I watch as a trio of men walk in front of the van toting a Christmas tree, followed by a mom struggling with a double stroller. Jonathan waves at them and the mom gives him a harried smile; she doesn’t see me behind the screen. He’s going to do something at the festival. Hurt all these people. He doesn’t have to come right out and say it for me to know. I yank at the rope around my wrists, but I can’t get loose and even if I could I’m locked in the back of the van. There’s nothing I can do.
When the light turns green, we make our way closer to the park where the festival is. Cody’s mom had a map tacked up in her dining room that showed where all the game and craft booths will be. The festival spans the whole park and the parking lot beyond it that belongs to the grocery store. There are supposed to be groups from Culver Creek High School and both the middle and elementary schools performing there this morning. The whole town will be in this one spot for the next four or five hours.

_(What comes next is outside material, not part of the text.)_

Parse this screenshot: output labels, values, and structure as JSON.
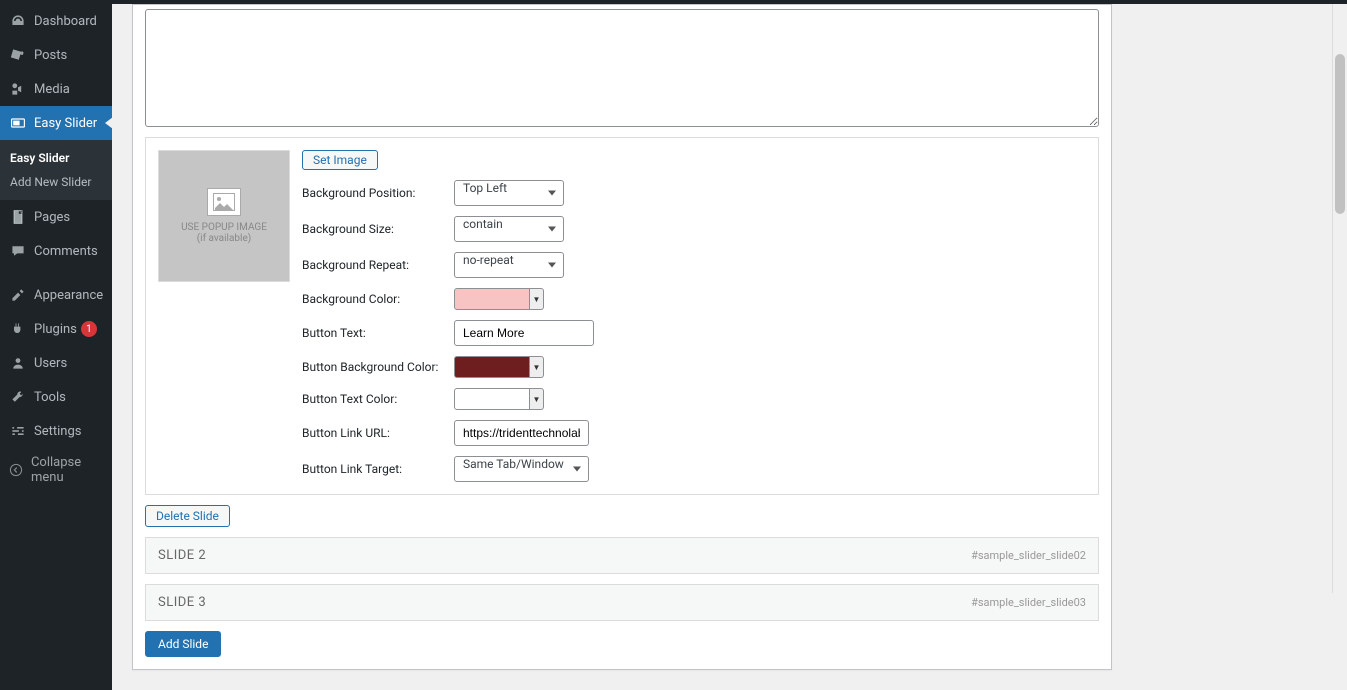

Jonathan steers the van into the parking lot now. There are a few spots left open, but most of the lot is blocked off for the ice-skating rink. There are already racks of skates waiting. Cody and I were supposed to work there today. Toward the grocery store itself are several sets of risers. No one’s on them yet, it’s too early. The program won’t officially start for another hour, but the parking lot is still full of people heading into the festival. We take one of the last parking spaces that face the risers and not the road.
“Now what?” I ask.
“Now we wait.” Jonathan turns the van off. He pulls out a phone and sits it on the dash before fishing a first-aid kit from the pile of books on the seat and setting it on his lap. I read the titles, looking for something, anything that might clue me in to why we’re here.
The Anarchist’s Cookbook
. I’ve never heard of it or the half-dozen other books strewn across the seat. I blow out a frustrated breath.
Jonathan undoes his bloody bandage while I watch, transfixed. I’m finally going to see what’s underneath. I’m not prepared for how badly injured his hand is. The skin is puckered and, even after all these days, an angry pink. In some places the skin is actually peeling off.
“Chemical burns,” he says. “Not from the owl like you thought, though that stupid bird did try to take a chunk out of me. Hard to avoid them, given what I’ve been building. Hurts like crap, but it was worth it. I did better than most guys doing this for the first time. I could’ve been burned worse, or blown my fingers off.”
I can’t follow what he’s saying.
How does a fire blow off your fingers?
Jonathan rebandages his hand and then picks up his phone again, stares at the screen before he puts it back down. “Soon,” he mutters to himself as he peers out the front window.
Phone. I still have Cody’s phone
. I move away from the screen and sit back on my heels. My hands are tied behind me, which makes it hard to get to my pocket, but I manage after nearly twenty minutes of contorting my body to make it easier to reach. I am sweating and sore, and the parking lot is getting loud with people by the time I manage to finally fish the phone out and let it drop on the floor beside me. It makes a small thud and I freeze.
Jonathan turns around. “What are you doing?”
Can he see the phone? My heart hammers in my chest. “Nothing.”
Suddenly there’s a ringing and I shriek, sure that it’s Cody’s phone going off, but it’s not, it’s Jonathan’s. He swivels away from me and I pick Cody’s phone back up. Its screen is shattered. Bits of it are missing. It must have happened when he tackled me in the woods. I swipe my finger across it anyway and a sliver of glass cuts into my skin but the phone lights up.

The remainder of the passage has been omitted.